Além disso, nós nos encontramos sob o abraço forte da natureza que, inesperadamente, gera crises como tsunami, furacão, erupção vulcânica, incêndio, inundação, e assim por diante. Aos poucos, tudo desequilibra, fora do equilíbrio delicado em que estávamos. Isso porque nós estamos atravessando um momento decisivo. Nós já atravessamos este ponto decisivo antes, em uma escala menor, na antiga Babilônia. A humanidade inteira estava concentrada lá, e mesmo assim, ela descobriu que era uma sociedade pequena e fechada.

Hoje, apesar de haver sete bilhões de seres humanos, nós somos uma sociedade fechada. De repente, nós sofremos um “curto-circuito” e nos encontramos dependentes uns dos outros. Por outro lado, nós somos como cônjuges antes de um divórcio. Nós nos odiamos mutuamente, apesar de ainda estarmos em um apartamento. Nós devemos mudar, nós não conseguimos ficar juntos, mas os laços comuns nos mantêm juntos. Este é o “apartamento partilhado” que nos encontramos hoje na Terra.

Antes, isto se tornou evidente em um pequeno território, na Mesopotâmia, há 3.700 anos. Então, pela primeira vez, as pessoas começaram a procurar o que elas poderiam fazer. Por um lado, elas estavam no mesmo lugar e na completa e total interdependência. Por outro lado, odiavam-se e se esforçavam para estar o mais longe possível umas das outras. Duas forças opostas, duas das mais difíceis tendências estavam separando a sociedade. Então, na realidade, dois métodos foram sugeridos.

O primeiro método foi a correção de sua natureza. “Vamos corrigir o egoísmo que separa, distancia, e afasta-nos uns dos outros. Então, nós ganharíamos. Nós nos tornaríamos uma única entidade de apoio mútuo. Nós teríamos um poder enorme, e realmente iríamos erguer uma “torre para o céu “, a torre de amor mútuo, cooperação e união, a força positiva.

Assim, eles se tornariam iguais à natureza, porque tudo na natureza está interligado. Todos os seus níveis – inanimado, vegetal, e animal – agem sempre em harmonia mútua, e apenas o ser humano, com seu egoísmo, se sente acima da natureza, acreditando que pode fazer o que lhe agrada. No entanto, se ele entendesse as leis da natureza e procurasse ter correspondência com ela, ter um relacionamento harmonioso, ele sentiria toda a sua capacidade e poder. Ele entenderia e perceberia a sua finalidade, a sua essência. ”

Isto é o que foi sugerido pelos adeptos da correção humana, mas, infelizmente, a humanidade (cerca de três milhões de pessoas vivendo entre os rios Tigre e Eufrates) escolheram um caminho diferente.

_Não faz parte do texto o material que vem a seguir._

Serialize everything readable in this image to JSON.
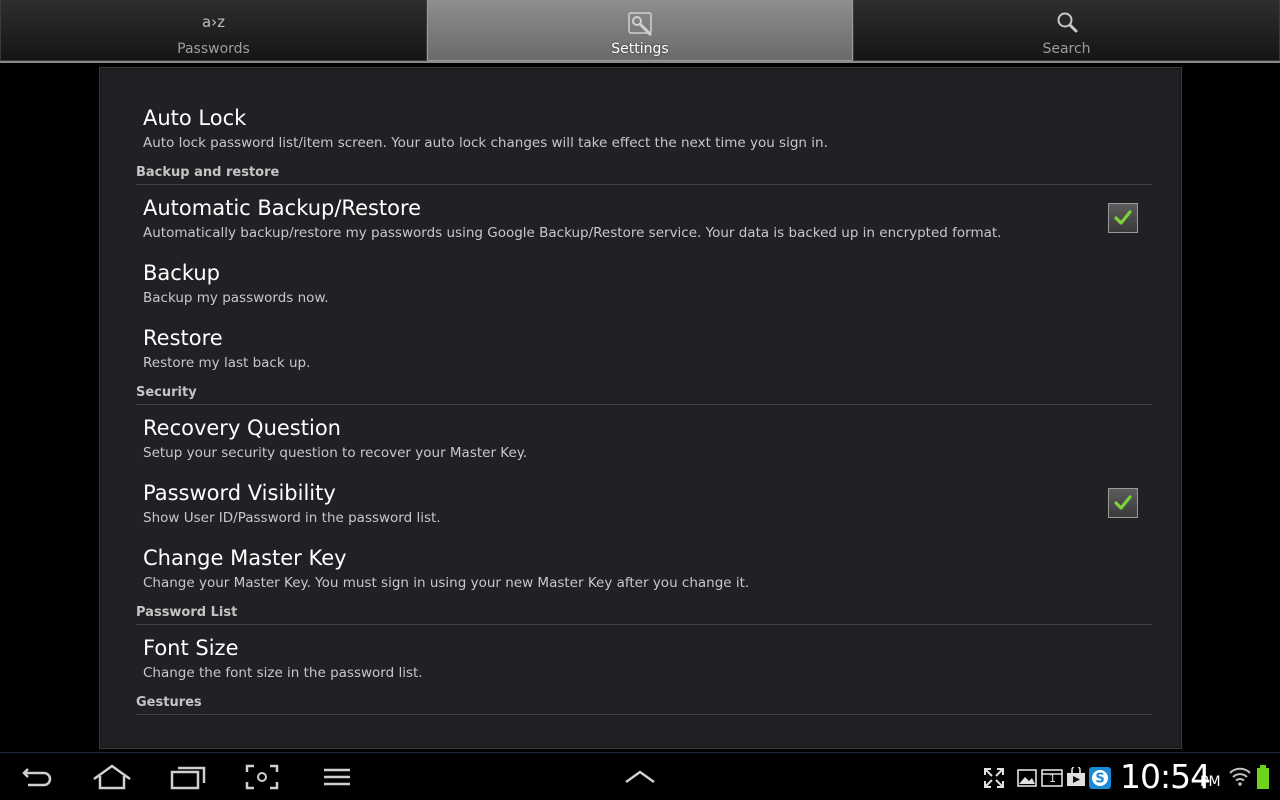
{
  "tabs": [
    {
      "label": "Passwords",
      "icon": "az-icon",
      "icon_text": "a›z"
    },
    {
      "label": "Settings",
      "icon": "tools-icon"
    },
    {
      "label": "Search",
      "icon": "search-icon"
    }
  ],
  "prefs": {
    "auto_lock": {
      "title": "Auto Lock",
      "summary": "Auto lock password list/item screen. Your auto lock changes will take effect the next time you sign in."
    },
    "auto_backup": {
      "title": "Automatic Backup/Restore",
      "summary": "Automatically backup/restore my passwords using Google Backup/Restore service. Your data is backed up in encrypted format.",
      "checked": true
    },
    "backup": {
      "title": "Backup",
      "summary": "Backup my passwords now."
    },
    "restore": {
      "title": "Restore",
      "summary": "Restore my last back up."
    },
    "recovery": {
      "title": "Recovery Question",
      "summary": "Setup your security question to recover your Master Key."
    },
    "visibility": {
      "title": "Password Visibility",
      "summary": "Show User ID/Password in the password list.",
      "checked": true
    },
    "master_key": {
      "title": "Change Master Key",
      "summary": "Change your Master Key. You must sign in using your new Master Key after you change it."
    },
    "font_size": {
      "title": "Font Size",
      "summary": "Change the font size in the password list."
    }
  },
  "categories": {
    "backup": "Backup and restore",
    "security": "Security",
    "password_list": "Password List",
    "gestures": "Gestures"
  },
  "statusbar": {
    "time": "10:54",
    "ampm": "PM",
    "notification_count": "1"
  },
  "colors": {
    "check_green": "#7bd23a",
    "battery_green": "#6fd21e",
    "accent_divider": "#8a8a8a"
  }
}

Como cônjuges após um casamento fracassado, eles decidiram que seria melhor para eles “sair”, dividir o apartamento compartilhado, e quebrar o contrato. Assim, as pessoas se dispersaram por todo o mundo.

Muitas fontes antigas narraram esta história. Desde aqueles tempos, nós temos o livro sobre a Cabalá chamado O Livro da Criação. Nós o temos em nosso arquivo livre, em língua russa também.

O livro chamado O Grande Comentário surgiu depois. Ele também descreve os eventos que aconteceram na antiga Babilônia e como as pessoas não conseguiram resolver o problema da união. Para fazer isso, elas tiveram que trabalhar no seu egoísmo, e superá-lo por meio de um método especial, que exigiu muito mais esforço interno e moral do que simplesmente separar-se fisicamente uns dos outros e fazer o que todos queriam, cada um em seu próprio canto.

Flávio Josefo descreve onde as pessoas foram, em que lugares. Posteriormente, todas as crenças e religiões foram originadas delas, tudo baseado no egoísmo, tudo o que o egoísmo apoia.